Жизнь входила в колею, страхи и сомнения реже беспокоили Нуранию. Лишь от одной странной привычки она никак не могла освободиться: просыпалась ни свет ни заря. Спала бы, нежилась в тепле, но почти каждую ночь ей снится Германия: ненавистное капустное поле, визг свиней, холодные, бурлящие воды Дуная... Вся похолодев от ужаса, что проспала, опоздала, еще во власти сонных видений, она выскакивала из постели, начинала торопливо одеваться. Слетал сон, прояснялось сознание, и, вспомнив, что нет здесь ни изрыгающей ругань и проклятия Марты, ни старого пьяницы Генриха, она тихонько улыбалась, но чаще выскальзывала из дома, сотрясаемая рыданиями.
Особенно удивляет это свекровь. Ей невдомек, какое несмолкаемое эхо будит невестку с первыми петухами: «Ах, дитя мое, что же ты не спишь? Ведь сон на заре — самый сладкий сон. Будто у тебя сорок сороков дел...» Молчит Нурания. Разве объяснить сердобольной старушке терзающие ее столько лет страхи.
По этой же причине она не любила рассказывать о годах неволи. Если кто-то спрашивал из любопытства или жалости, ее начинало трясти, как от студеного ветра, в глазах появлялись слезы. И все же однажды она была вынуждена приоткрыть завесу своей страшной истории.
В один из ненастных зимних вечеров в доме Мансура собрались друзья отпраздновать день его рождения. До поздней ночи продолжалось веселье, шли шумные разговоры. Хайдар и еще двое парней затеяли спор о разных событиях войны, о том, как и почему наши войска где-то потерпели поражения, а в другом месте победили, где и когда произошел перелом на фронте.
В этот момент в дверях появилась вся облепленная снегом, виновато улыбающаяся Марзия.

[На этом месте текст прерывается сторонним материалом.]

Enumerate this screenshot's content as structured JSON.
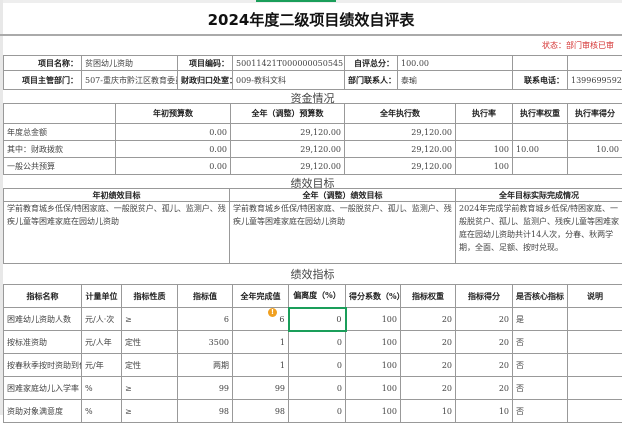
{
  "title": "2024年度二级项目绩效自评表",
  "status": "状态：部门审核已审",
  "info": {
    "row1": [
      {
        "label": "项目名称：",
        "value": "贫困幼儿资助"
      },
      {
        "label": "项目编码：",
        "value": "50011421T000000050545"
      },
      {
        "label": "自评总分：",
        "value": "100.00"
      }
    ],
    "row2": [
      {
        "label": "项目主管部门：",
        "value": "507-重庆市黔江区教育委员"
      },
      {
        "label": "财政归口处室：",
        "value": "009-教科文科"
      },
      {
        "label": "部门联系人：",
        "value": "泰瑜"
      },
      {
        "label": "联系电话：",
        "value": "13996995928"
      }
    ]
  },
  "funds": {
    "title": "资金情况",
    "headers": [
      "",
      "年初预算数",
      "全年（调整）预算数",
      "全年执行数",
      "执行率",
      "执行率权重",
      "执行率得分"
    ],
    "rows": [
      [
        "年度总金额",
        "0.00",
        "29,120.00",
        "29,120.00",
        "",
        "",
        ""
      ],
      [
        "其中：财政拨款",
        "0.00",
        "29,120.00",
        "29,120.00",
        "100",
        "10.00",
        "10.00"
      ],
      [
        "一般公共预算",
        "0.00",
        "29,120.00",
        "29,120.00",
        "100",
        "",
        ""
      ]
    ]
  },
  "goals": {
    "title": "绩效目标",
    "headers": [
      "年初绩效目标",
      "全年（调整）绩效目标",
      "全年目标实际完成情况"
    ],
    "values": [
      "学前教育城乡低保/特困家庭、一般脱贫户、孤儿、监测户、残疾儿童等困难家庭在园幼儿资助",
      "学前教育城乡低保/特困家庭、一般脱贫户、孤儿、监测户、残疾儿童等困难家庭在园幼儿资助",
      "2024年完成学前教育城乡低保/特困家庭、一般脱贫户、孤儿、监测户、残疾儿童等困难家庭在园幼儿资助共计14人次，分春、秋两学期，全面、足额、按时兑现。"
    ]
  },
  "indicators": {
    "title": "绩效指标",
    "headers": [
      "指标名称",
      "计量单位",
      "指标性质",
      "指标值",
      "全年完成值",
      "偏离度（%）",
      "得分系数（%）",
      "指标权重",
      "指标得分",
      "是否核心指标",
      "说明"
    ],
    "rows": [
      [
        "困难幼儿资助人数",
        "元/人·次",
        "≥",
        "6",
        "6",
        "0",
        "100",
        "20",
        "20",
        "是",
        ""
      ],
      [
        "按标准资助",
        "元/人年",
        "定性",
        "3500",
        "1",
        "0",
        "100",
        "20",
        "20",
        "否",
        ""
      ],
      [
        "按春秋季按时资助到位",
        "元/年",
        "定性",
        "两期",
        "1",
        "0",
        "100",
        "20",
        "20",
        "否",
        ""
      ],
      [
        "困难家庭幼儿入学率",
        "%",
        "≥",
        "99",
        "99",
        "0",
        "100",
        "20",
        "20",
        "否",
        ""
      ],
      [
        "资助对象满意度",
        "%",
        "≥",
        "98",
        "98",
        "0",
        "100",
        "10",
        "10",
        "否",
        ""
      ]
    ]
  }
}
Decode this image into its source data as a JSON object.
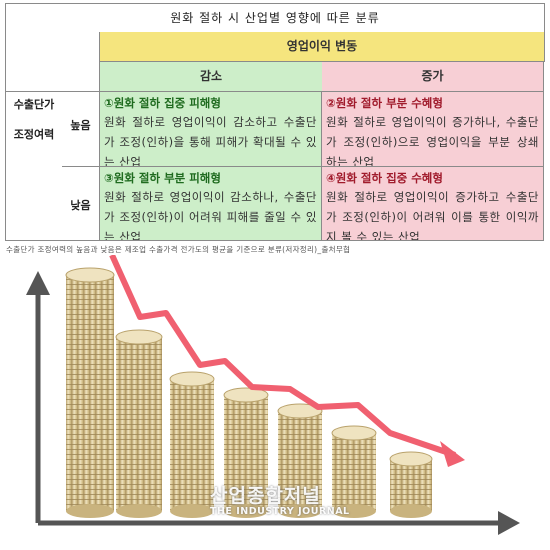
{
  "table": {
    "title": "원화 절하 시 산업별 영향에 따른 분류",
    "col_group": "영업이익 변동",
    "col_decrease": "감소",
    "col_increase": "증가",
    "row_group_line1": "수출단가",
    "row_group_line2": "조정여력",
    "row_high": "높음",
    "row_low": "낮음",
    "cells": {
      "high_dec": {
        "title": "①원화 절하 집중 피해형",
        "body": "원화 절하로 영업이익이 감소하고 수출단가 조정(인하)을 통해 피해가 확대될 수 있는 산업"
      },
      "high_inc": {
        "title": "②원화 절하 부분 수혜형",
        "body": "원화 절하로 영업이익이 증가하나, 수출단가 조정(인하)으로 영업이익을 부분 상쇄하는 산업"
      },
      "low_dec": {
        "title": "③원화 절하 부분 피해형",
        "body": "원화 절하로 영업이익이 감소하나, 수출단가 조정(인하)이 어려워 피해를 줄일 수 있는 산업"
      },
      "low_inc": {
        "title": "④원화 절하 집중 수혜형",
        "body": "원화 절하로 영업이익이 증가하고 수출단가 조정(인하)이 어려워 이를 통한 이익까지 볼 수 있는 산업"
      }
    }
  },
  "note": "수출단가 조정여력의 높음과 낮음은 제조업 수출가격 전가도의 평균을 기준으로 분류(저자정리)_출처무협",
  "watermark": {
    "korean": "산업종합저널",
    "english": "THE INDUSTRY JOURNAL"
  },
  "colors": {
    "yellow_header": "#f5e57e",
    "green": "#cdeec9",
    "pink": "#f7cfd5",
    "trend_line": "#f06070",
    "coin": "#d9c89a"
  },
  "illustration": {
    "description_icon": "coin-stacks-declining-chart-icon"
  }
}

Оказывается, она побывала в Яктыкуле и Степановке, припозднилась, а потом плутала в темноте, потеряв дорогу. С ее приходом разговор перешел на дела района, новости вязались, как звенья цепи, одна к другой, но снова и снова возвращались к войне. По-другому не могло и быть, потому что почти все, кто сидел за столом, прошли фронт или работали на него. Каждый, как мог, разделил судьбу страны. Воспоминания тех лет, как кровоточащие раны, не давали людям покоя, отзывались болью и слезами.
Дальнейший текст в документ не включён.